Dicho de otra forma, se ha insistido en que los tiempos de bonanza que hemos disfrutado han sido épocas de despilfarro y de explosión de un feroz individualismo y ahora la crisis nos obliga a sumergirnos inteligentemente en un haz de propuestas que posibiliten salidas donde prime la dimensión colectiva frente a lo individual. Esto no es baladí, desde el punto de vista operativo, nos obliga a primar las necesidades colectivas: salud, educación, asistencia social, investigación, hábitat? en un escenario novedoso en el que la falta de provisión del Estado derivada de una situación de austeridad quede amortiguada por un incremento del ámbito de responsabilidad y participación ciudadana. El conocimiento y la tecnología debe ayudarnos a construir este futuro y deberá permitir soluciones ajustadas a las problemáticas específicas: energéticas, territoriales, económicas y sociales.

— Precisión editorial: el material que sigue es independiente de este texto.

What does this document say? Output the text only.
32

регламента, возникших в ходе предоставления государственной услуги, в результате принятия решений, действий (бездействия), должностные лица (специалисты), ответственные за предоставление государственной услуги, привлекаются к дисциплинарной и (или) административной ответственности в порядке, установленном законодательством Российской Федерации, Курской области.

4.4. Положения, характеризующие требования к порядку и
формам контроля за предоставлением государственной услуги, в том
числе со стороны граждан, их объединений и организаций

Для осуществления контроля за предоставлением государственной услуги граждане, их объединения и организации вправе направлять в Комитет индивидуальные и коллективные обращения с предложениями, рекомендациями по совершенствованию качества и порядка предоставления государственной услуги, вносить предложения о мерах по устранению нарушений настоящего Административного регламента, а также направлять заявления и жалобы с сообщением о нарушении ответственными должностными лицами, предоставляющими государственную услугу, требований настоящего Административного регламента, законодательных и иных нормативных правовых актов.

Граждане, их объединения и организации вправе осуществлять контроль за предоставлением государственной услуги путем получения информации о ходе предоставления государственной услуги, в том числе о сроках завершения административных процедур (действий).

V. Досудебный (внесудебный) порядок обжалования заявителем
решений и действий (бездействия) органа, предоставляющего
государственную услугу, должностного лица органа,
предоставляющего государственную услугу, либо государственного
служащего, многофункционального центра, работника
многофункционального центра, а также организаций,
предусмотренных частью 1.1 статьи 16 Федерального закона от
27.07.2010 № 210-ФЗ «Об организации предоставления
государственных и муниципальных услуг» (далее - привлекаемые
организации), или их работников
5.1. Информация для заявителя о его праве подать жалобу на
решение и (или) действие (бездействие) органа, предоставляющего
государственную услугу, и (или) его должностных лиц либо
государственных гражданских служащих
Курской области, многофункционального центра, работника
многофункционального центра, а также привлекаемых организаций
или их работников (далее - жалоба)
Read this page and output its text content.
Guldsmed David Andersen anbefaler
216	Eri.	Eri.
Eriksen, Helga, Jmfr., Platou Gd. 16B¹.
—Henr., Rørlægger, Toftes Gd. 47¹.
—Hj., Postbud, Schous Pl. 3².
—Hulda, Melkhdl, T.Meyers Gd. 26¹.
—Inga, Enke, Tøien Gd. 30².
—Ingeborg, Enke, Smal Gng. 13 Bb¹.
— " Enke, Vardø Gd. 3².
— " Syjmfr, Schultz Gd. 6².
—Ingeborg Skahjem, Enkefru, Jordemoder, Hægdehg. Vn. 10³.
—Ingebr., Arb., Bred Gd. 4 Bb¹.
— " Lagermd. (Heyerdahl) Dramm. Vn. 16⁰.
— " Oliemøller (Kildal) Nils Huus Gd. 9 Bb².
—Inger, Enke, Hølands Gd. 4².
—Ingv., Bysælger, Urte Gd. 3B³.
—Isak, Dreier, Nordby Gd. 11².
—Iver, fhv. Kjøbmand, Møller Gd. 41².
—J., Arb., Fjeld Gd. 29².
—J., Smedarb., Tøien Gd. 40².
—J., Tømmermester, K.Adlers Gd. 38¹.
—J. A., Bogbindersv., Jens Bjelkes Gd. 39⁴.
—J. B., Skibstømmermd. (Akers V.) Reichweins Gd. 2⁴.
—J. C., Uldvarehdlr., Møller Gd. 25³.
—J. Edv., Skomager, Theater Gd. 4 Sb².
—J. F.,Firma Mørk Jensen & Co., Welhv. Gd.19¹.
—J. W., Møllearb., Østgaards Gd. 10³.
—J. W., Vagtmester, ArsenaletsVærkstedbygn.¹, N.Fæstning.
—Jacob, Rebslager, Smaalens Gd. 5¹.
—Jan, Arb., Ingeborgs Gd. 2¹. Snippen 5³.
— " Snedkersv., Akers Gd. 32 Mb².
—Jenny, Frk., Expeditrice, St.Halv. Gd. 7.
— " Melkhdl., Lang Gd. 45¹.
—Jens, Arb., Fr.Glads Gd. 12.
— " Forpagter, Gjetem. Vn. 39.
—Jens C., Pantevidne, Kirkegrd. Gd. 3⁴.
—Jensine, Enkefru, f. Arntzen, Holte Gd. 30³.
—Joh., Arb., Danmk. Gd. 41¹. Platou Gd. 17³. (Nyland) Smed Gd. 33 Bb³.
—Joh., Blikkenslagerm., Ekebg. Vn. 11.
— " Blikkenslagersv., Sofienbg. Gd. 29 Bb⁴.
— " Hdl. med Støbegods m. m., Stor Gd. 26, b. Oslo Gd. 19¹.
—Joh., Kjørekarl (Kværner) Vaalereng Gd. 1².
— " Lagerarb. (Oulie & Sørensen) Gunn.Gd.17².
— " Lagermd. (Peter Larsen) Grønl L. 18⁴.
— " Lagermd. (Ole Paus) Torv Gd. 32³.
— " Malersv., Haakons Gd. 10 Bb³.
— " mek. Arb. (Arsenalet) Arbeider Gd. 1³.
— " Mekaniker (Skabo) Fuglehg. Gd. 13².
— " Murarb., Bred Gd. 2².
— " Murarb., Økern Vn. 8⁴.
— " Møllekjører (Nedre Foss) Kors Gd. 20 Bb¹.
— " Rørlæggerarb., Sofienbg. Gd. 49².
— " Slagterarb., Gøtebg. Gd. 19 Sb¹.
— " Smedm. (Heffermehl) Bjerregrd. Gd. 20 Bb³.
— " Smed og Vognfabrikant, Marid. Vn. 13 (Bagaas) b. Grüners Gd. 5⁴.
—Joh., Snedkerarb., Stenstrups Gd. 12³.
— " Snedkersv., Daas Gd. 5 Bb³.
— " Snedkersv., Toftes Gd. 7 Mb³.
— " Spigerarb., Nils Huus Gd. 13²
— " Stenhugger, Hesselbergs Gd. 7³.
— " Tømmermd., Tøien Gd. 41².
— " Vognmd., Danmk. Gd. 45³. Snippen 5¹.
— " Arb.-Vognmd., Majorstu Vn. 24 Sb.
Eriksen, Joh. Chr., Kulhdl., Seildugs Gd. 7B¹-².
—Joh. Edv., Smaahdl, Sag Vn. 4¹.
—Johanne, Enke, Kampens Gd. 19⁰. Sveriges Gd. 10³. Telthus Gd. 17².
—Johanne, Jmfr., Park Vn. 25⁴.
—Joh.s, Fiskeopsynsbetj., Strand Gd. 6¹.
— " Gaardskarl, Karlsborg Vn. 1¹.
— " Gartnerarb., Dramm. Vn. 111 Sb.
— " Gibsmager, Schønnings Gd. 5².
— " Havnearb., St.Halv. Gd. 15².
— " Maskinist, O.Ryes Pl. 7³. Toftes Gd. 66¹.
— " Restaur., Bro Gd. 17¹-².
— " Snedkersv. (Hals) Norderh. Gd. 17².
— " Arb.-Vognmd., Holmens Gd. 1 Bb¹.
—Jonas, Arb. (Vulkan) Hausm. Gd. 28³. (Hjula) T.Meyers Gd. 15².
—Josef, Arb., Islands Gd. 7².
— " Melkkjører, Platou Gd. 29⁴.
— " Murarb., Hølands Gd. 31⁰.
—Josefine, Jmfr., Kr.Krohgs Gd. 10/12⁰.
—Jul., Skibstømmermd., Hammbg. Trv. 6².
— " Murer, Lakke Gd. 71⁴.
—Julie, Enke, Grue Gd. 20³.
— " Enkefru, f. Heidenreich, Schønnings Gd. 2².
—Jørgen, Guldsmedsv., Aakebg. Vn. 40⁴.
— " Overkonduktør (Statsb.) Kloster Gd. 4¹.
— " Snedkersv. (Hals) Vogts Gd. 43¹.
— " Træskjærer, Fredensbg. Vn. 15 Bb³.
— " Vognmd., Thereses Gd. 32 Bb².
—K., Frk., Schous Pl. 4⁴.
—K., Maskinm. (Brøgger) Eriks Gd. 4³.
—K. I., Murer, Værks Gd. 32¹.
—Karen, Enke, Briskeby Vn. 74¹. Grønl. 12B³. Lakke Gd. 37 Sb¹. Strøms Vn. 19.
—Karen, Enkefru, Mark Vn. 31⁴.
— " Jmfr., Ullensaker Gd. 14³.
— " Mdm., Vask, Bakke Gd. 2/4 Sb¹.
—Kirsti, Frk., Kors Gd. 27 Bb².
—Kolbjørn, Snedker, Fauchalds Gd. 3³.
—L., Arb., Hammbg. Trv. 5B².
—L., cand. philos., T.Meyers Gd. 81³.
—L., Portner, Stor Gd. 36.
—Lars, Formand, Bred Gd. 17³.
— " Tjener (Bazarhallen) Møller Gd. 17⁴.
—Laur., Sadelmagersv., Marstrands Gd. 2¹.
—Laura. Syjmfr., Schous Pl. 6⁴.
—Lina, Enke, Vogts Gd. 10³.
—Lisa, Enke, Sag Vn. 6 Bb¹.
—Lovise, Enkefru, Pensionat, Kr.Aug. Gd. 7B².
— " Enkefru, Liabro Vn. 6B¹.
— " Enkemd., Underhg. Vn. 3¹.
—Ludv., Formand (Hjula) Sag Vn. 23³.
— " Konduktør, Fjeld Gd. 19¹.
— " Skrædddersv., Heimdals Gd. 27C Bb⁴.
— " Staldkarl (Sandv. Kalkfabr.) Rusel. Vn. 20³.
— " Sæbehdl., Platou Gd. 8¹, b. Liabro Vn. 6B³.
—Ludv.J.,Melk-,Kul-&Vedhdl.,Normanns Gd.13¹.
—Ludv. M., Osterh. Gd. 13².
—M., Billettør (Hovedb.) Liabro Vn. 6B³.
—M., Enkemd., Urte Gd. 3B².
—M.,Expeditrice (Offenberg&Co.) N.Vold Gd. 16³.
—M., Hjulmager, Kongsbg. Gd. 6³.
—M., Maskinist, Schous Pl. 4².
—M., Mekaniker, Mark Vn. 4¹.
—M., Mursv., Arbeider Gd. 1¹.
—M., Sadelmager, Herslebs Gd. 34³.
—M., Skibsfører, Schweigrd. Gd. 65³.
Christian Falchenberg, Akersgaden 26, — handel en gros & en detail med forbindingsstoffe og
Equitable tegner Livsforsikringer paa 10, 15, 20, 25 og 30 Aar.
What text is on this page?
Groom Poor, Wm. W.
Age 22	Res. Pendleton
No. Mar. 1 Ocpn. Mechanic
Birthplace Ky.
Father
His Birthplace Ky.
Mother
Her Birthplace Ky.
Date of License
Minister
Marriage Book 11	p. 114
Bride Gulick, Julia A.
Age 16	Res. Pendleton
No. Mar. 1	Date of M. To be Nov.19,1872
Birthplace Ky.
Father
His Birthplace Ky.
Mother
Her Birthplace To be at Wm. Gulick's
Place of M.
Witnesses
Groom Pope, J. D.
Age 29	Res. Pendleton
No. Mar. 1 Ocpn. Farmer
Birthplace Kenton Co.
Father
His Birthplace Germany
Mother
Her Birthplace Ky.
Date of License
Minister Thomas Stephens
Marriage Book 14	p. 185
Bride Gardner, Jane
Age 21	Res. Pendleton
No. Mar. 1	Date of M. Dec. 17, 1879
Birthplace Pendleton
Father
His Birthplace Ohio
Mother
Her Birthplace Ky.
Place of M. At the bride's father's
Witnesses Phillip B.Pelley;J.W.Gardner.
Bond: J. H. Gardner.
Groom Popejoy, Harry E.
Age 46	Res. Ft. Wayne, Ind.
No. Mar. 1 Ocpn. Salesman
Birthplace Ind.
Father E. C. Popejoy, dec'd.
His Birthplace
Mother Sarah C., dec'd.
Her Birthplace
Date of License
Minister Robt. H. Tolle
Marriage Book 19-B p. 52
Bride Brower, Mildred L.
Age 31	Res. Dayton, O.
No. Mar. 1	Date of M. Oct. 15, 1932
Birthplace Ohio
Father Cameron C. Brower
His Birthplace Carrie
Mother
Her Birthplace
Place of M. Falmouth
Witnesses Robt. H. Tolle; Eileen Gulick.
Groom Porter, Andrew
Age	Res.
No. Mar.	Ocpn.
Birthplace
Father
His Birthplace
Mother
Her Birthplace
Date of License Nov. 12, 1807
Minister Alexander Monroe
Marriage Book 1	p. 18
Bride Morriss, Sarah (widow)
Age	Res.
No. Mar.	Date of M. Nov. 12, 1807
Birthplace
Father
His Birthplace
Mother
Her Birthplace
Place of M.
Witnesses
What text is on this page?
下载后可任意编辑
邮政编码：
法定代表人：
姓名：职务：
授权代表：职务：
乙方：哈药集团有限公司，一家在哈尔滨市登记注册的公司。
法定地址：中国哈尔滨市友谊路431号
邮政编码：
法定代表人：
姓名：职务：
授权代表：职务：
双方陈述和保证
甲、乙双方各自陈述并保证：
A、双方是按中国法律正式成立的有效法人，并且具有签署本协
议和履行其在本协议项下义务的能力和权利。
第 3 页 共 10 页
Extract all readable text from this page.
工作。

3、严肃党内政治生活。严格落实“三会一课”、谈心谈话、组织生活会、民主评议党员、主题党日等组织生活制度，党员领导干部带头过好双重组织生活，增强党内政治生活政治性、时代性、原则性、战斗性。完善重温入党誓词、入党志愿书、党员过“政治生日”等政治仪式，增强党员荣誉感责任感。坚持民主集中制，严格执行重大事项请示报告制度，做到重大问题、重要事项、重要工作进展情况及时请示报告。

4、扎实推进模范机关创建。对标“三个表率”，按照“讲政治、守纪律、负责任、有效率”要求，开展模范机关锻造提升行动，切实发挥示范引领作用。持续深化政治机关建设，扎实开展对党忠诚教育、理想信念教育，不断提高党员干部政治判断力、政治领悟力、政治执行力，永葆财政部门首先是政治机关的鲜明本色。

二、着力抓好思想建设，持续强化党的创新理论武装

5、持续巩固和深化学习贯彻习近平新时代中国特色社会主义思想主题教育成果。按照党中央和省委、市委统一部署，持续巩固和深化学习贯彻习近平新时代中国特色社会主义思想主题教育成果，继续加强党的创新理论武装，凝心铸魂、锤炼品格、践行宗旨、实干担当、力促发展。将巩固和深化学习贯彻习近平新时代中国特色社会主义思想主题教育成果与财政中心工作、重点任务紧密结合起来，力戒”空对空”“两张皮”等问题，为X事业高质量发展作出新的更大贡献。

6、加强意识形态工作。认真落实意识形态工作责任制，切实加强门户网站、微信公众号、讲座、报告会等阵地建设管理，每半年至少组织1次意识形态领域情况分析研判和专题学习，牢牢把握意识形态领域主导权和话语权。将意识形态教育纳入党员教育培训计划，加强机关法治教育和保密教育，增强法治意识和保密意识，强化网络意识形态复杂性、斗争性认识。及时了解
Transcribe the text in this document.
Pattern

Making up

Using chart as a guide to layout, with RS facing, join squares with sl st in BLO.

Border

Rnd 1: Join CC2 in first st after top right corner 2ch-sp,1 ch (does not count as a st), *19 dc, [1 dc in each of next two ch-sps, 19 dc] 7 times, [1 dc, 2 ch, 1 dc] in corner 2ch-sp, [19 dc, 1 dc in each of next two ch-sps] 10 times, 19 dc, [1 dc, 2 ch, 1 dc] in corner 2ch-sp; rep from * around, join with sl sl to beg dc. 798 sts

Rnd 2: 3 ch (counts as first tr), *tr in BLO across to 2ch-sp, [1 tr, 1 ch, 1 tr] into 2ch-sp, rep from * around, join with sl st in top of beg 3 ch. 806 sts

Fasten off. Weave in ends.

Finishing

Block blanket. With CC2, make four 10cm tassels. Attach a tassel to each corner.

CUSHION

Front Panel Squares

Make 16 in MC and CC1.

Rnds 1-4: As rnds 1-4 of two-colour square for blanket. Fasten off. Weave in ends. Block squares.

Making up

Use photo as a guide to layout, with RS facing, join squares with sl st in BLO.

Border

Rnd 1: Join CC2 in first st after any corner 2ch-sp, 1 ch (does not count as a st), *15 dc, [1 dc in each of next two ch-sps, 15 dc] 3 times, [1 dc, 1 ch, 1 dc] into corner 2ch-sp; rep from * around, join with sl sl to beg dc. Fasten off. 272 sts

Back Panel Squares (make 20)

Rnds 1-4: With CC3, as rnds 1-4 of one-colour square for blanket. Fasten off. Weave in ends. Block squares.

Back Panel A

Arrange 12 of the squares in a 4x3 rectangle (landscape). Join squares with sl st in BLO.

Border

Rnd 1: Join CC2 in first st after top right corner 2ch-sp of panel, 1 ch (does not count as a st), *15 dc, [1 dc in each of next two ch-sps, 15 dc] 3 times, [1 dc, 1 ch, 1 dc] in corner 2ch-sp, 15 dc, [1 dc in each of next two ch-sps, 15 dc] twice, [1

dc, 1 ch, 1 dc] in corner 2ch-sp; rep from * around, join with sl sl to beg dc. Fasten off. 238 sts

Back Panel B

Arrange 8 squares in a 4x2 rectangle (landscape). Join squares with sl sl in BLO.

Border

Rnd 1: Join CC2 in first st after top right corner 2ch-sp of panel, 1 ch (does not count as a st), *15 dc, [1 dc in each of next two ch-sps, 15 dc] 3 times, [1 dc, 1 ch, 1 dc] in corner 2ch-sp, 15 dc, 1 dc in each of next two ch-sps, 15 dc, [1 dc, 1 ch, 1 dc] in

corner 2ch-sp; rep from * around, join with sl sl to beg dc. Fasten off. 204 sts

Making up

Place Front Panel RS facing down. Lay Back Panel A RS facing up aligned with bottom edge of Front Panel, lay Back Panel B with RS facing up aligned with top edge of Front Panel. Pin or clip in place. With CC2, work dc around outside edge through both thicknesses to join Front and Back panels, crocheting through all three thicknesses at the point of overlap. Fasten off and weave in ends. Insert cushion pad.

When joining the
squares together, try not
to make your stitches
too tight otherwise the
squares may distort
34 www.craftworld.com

Esto es especialmente importante en Euskadi. Uno de los rasgos que nos ha distinguido históricamente ha sido la flexibilidad derivada de nuestro tamaño, del grado de compromiso con el país y de nuestra capacidad para hacer frente a los desafíos en condiciones de extrema adversidad. Me parecen aspectos esenciales sobre los que debemos impulsar procesos de reflexión colectivos ya que de las soluciones correctas dependerá nuestra supervivencia como sociedad en un mundo de intereses cruzados entre grandes agregados económicos y políticos.